Jury still out on jury
By Michael Soltys
Buenos Aires Herald Senior Editor
Any analysis of the judicial reforms proposed by President Cristina Fernández de Kirchner in her state-of-the-nation speech last Friday is hazardous while the parliamentary bills with their specific details are awaited but perhaps it is worth looking at something not included in the announcements — namely, trial by jury, especially since this was at the forefront of CFK’s proposals when she first raised the concept of “democratized justice” in the wake of the mass indignation over the Marita Verón white slavery trial acquittals a dozen weeks ago. Given that jury duty is all about the popular protagonism which is claimed to lie at the heart of these reforms (and the experience would certainly help the ordinary citizen to cast a more informed vote for the Council of Magistrates, whose elective nature now seems to be CFK’s leading proposal in this latest package), this omission is curious.
And as it happens, trial by jury makes a far more positive contribution to civic awareness than to legal efficiency. This system barely exists outside North America and its original British home (and resolving only one or two percent of all legal cases even there with its use almost entirely restricted to criminal justice) with all kinds of problems arising from hung juries, the pressures of organized crime, etc. Critics often point out that true democracy means more than voting every few years — jury duty makes society at large a protagonist in justice, educating the citizenry as to legal institutions.

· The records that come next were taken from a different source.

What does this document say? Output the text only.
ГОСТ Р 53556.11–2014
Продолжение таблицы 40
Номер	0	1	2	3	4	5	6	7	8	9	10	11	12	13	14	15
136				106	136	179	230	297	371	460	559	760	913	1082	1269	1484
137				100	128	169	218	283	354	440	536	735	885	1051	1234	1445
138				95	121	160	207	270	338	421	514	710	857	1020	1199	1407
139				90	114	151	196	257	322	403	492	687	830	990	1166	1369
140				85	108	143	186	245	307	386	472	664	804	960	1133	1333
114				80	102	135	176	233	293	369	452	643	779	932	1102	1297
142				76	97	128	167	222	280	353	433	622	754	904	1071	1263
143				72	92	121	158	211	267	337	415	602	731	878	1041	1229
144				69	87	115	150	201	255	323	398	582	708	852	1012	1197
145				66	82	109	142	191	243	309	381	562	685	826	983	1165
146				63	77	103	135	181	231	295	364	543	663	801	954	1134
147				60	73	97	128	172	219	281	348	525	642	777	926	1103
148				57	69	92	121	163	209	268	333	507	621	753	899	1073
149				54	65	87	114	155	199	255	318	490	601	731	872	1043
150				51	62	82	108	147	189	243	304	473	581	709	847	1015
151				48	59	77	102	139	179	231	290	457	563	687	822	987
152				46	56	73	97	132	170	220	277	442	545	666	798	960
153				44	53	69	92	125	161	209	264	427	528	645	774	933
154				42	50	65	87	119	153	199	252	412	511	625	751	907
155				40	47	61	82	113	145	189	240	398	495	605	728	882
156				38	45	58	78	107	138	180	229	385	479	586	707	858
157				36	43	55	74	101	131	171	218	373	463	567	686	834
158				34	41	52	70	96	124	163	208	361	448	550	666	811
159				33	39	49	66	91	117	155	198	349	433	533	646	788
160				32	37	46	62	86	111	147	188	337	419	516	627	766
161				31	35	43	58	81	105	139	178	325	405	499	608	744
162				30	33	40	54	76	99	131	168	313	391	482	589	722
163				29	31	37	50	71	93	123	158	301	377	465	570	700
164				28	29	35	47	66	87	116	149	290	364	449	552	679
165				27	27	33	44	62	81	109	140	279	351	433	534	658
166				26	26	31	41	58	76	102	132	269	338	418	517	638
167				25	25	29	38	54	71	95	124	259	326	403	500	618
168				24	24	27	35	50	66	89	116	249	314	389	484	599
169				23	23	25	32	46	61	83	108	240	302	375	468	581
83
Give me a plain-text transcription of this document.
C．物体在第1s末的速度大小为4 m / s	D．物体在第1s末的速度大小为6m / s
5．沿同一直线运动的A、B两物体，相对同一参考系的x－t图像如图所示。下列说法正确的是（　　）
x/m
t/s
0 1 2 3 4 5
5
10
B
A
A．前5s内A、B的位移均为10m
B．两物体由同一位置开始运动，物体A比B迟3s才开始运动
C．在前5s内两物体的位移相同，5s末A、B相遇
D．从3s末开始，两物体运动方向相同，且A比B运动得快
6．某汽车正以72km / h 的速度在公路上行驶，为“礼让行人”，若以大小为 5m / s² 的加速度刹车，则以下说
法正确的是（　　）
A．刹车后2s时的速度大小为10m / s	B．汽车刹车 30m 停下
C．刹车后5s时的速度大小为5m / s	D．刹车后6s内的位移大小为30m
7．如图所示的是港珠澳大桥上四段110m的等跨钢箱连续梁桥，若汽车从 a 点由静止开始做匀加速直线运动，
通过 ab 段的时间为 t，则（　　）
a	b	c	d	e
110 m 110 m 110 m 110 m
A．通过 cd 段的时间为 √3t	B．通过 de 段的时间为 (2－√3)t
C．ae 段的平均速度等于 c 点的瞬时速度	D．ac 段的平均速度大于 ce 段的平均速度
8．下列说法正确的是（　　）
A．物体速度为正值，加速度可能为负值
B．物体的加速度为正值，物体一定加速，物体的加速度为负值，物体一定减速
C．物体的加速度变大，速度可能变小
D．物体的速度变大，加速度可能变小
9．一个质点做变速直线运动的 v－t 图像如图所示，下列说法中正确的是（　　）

All of which raises in turn a different question — not only why CFK omitted the jury system in her battery of measures last Friday but why there is no popular demand if government initiative is lacking? The answer to this question perhaps tells us a lot about how CFK’s incessant drive to expand state powers seems to be pushing at an open door most of the time. Pundits invariably deplore the lack of an effective opposition but the real problem might well be a citizenry which shuns defending its rights because they come accompanied by sometimes onerous civic responsibilities (like jury duty). This civic immaturity permeates into every area of public life — thus a mentality of living for the day leads to an economy entirely geared to consumer-led growth at the price of inflation and at the expense of long-term investment, whether public (infrastructure) or private (housing). There is such a thing as people having the governments they deserve.